China’s trade surplus soars to $1.08 trillion, sparking currency debate

China’s merchandise trade surplus surged by $111.7 billion in November, bringing the total for the first 11 months of 2025 to $1.08 trillion a 22.1% increase compared to the same period last year, according to official data. While Western media describe the surplus as “remarkable,” concerns are rising that it may be “unsustainable,” with many pointing to a potentially undervalued renminbi (RMB).

Economists are increasingly calling on Beijing to allow a gradual appreciation of the RMB over the next five years. A stronger currency could boost imports and ease pressure on global competitors in Europe, the US, and elsewhere, who have been losing market share to Chinese exports.

Rethinking Exchange-Rate Evaluation

The debate over whether the RMB is over- or undervalued has reignited. Traditional neoclassical models, like purchasing power parity (PPP) and the Balassa-Samuelson hypothesis, suggest that the RMB may diverge from its “equilibrium value.” These models focus on real-economy fundamentals—productivity, prices, and the current account—while treating capital flows and foreign-exchange trading as short-term reactions rather than long-term drivers of currency trends.

However, critics argue that these models are increasingly misaligned with today’s highly financialised global economy. Annual foreign-exchange trading now far exceeds global trade in goods and services, meaning frameworks that focus solely on trade balances may miss key market realities.

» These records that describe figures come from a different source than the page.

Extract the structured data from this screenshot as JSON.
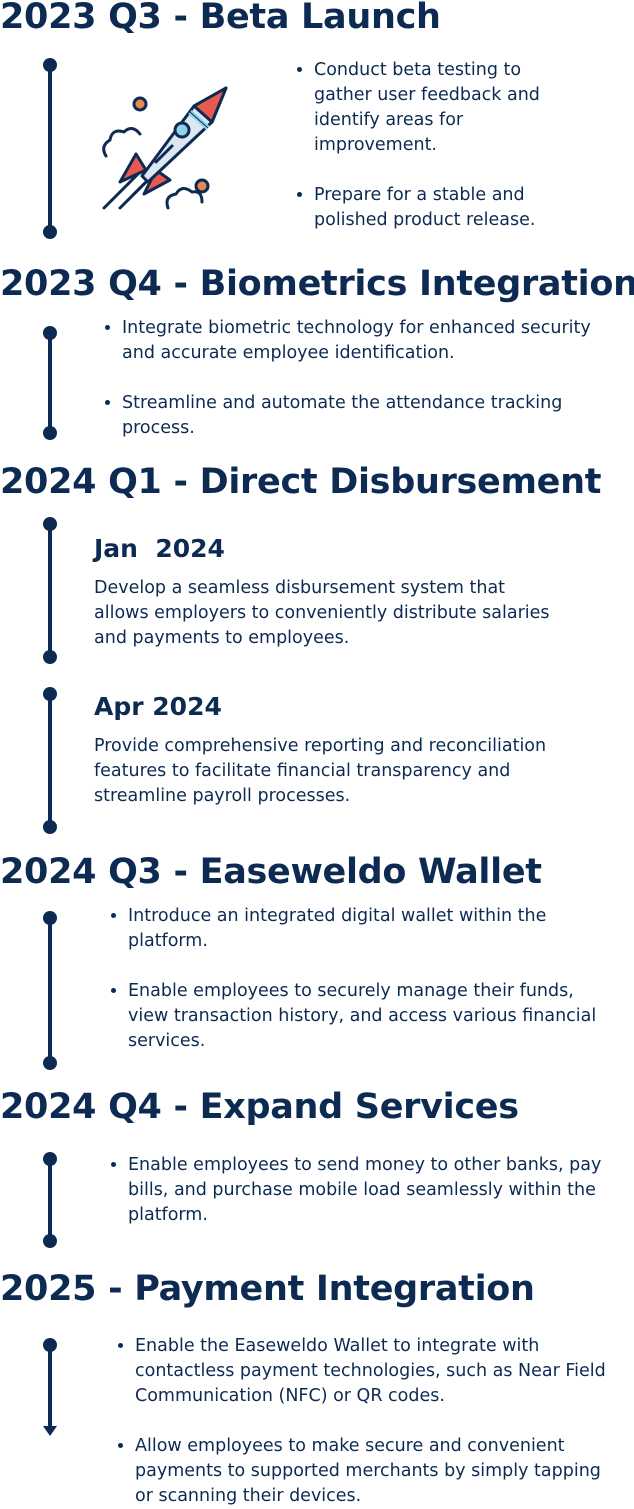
{
  "sections": [
    {
      "title": "2023 Q3 - Beta Launch",
      "bullets": [
        "Conduct beta testing to gather user feedback and identify areas for improvement.",
        "Prepare for a stable and polished product release."
      ]
    },
    {
      "title": "2023 Q4 - Biometrics Integration",
      "bullets": [
        "Integrate biometric technology for enhanced security and accurate employee identification.",
        "Streamline and automate the attendance tracking process."
      ]
    },
    {
      "title": "2024 Q1 - Direct Disbursement",
      "entries": [
        {
          "date": "Jan  2024",
          "description": "Develop a seamless disbursement system that allows employers to conveniently distribute salaries and payments to employees."
        },
        {
          "date": "Apr 2024",
          "description": "Provide comprehensive reporting and reconciliation features to facilitate financial transparency and streamline payroll processes."
        }
      ]
    },
    {
      "title": "2024 Q3 - Easeweldo Wallet",
      "bullets": [
        "Introduce an integrated digital wallet within the platform.",
        "Enable employees to securely manage their funds, view transaction history, and access various financial services."
      ]
    },
    {
      "title": "2024 Q4 - Expand Services",
      "bullets": [
        "Enable employees to send money to other banks, pay bills, and purchase mobile load seamlessly within the platform."
      ]
    },
    {
      "title": "2025 - Payment Integration",
      "bullets": [
        "Enable the Easeweldo Wallet to integrate with contactless payment technologies, such as Near Field Communication (NFC) or QR codes.",
        "Allow employees to make secure and convenient payments to supported merchants by simply tapping or scanning their devices."
      ]
    }
  ],
  "icons": {
    "rocket": "rocket-icon"
  },
  "colors": {
    "navy": "#0d2b52",
    "rocket_red": "#e85a4f",
    "rocket_body": "#dde6f3",
    "rocket_window": "#8fd3e8"
  }
}
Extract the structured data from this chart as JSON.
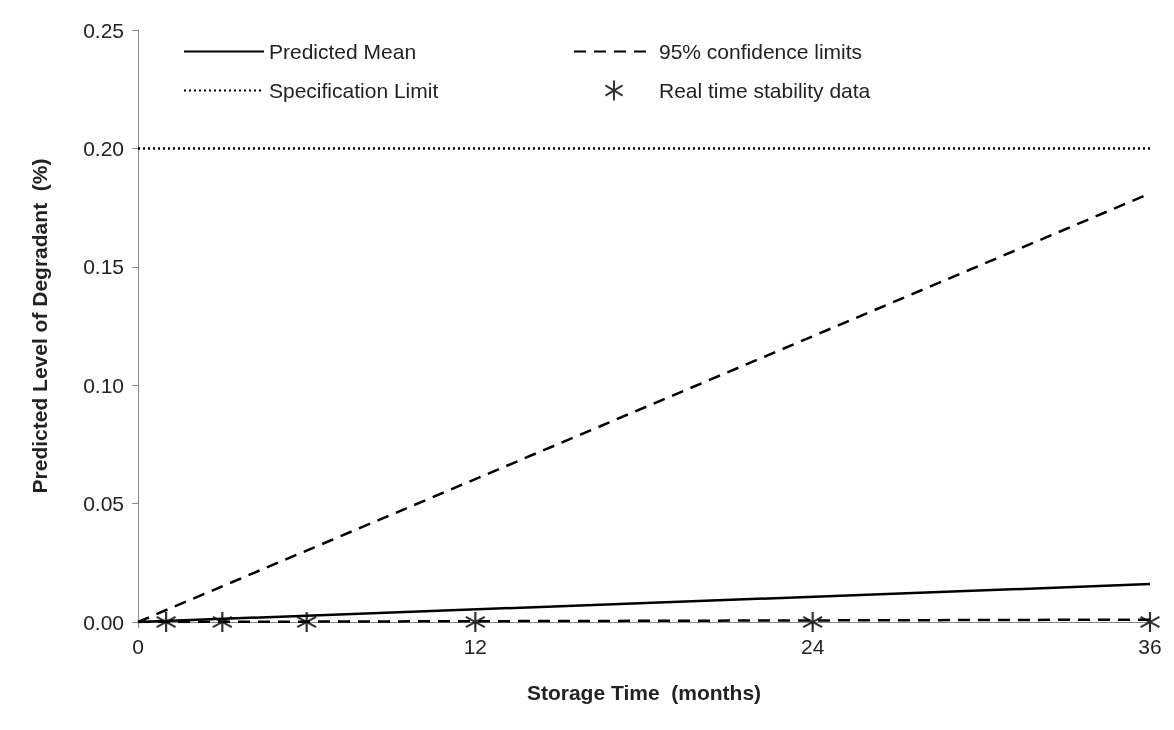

(Post-)Keynesian approaches offer a different perspective. They emphasize that capital flows, financial cycles, and shifts in investor expectations play a central role in determining exchange rates. While the real economy remains important, financial forces can influence both short-term fluctuations and long-term trends. Under this view, PPP-based exchange rates may never actually materialize.

Reconciling the Two Approaches

Economists stress that neoclassical and (post-)Keynesian perspectives are not mutually exclusive. However, relying solely on neoclassical models during periods of financial volatility can lead to misjudgments. A comprehensive analysis must consider both real-economy fundamentals and financial dynamics, with the latter often decisive.

The RMB illustrates this complexity. Factoring in China’s position within the global financial cycle makes recent currency movements appear less anomalous. Once financial-cycle dynamics are considered, the RMB may not significantly deviate from any plausible equilibrium rate—assuming such a benchmark exists.

Evidence from History and Data

Neoclassical theory predicts that persistent trade deficits or surpluses will self-correct through exchange-rate adjustments. Yet the real world often contradicts this. The US has maintained large trade deficits for decades without a long-term dollar decline. Similarly, China’s RMB movements have not consistently aligned with current-account trends, even under capital controls.

BIS data underscore the dominance of financial forces. In 2022, daily global FX trading reached $7.5 trillion, far exceeding annual global trade of roughly $32 trillion. In such an environment, exchange rates reflect financial transactions, capital flows, and market expectations more than trade fundamentals.

China’s post-2005 experience confirms this. After reforms, the RMB appreciated nominally alongside rising domestic prices—a trend difficult to reconcile with PPP but consistent with financial-cycle dynamics, where capital inflows and credit expansion reinforce each other. More recently, despite productivity gains, the RMB’s real effective exchange rate depreciated by around 16% between January 2022 and October 2025, reflecting a downswing in the financial cycle, weaker domestic demand, and reduced incentives for holding RMB assets.

Looking Ahead

Signs suggest the financial-cycle adjustment may be nearing its end. As conditions stabilize, capital allocation into RMB assets is increasing, contributing to recent currency movements. Analysts argue that claims of significant RMB undervaluation based solely on traditional models may be overstated.

The broader lesson is clear: exchange-rate analysis must evolve alongside the global economy. In a finance-dominated world, ignoring capital flows, financial cycles, and expectations risks misreading both the causes and consequences of currency movements.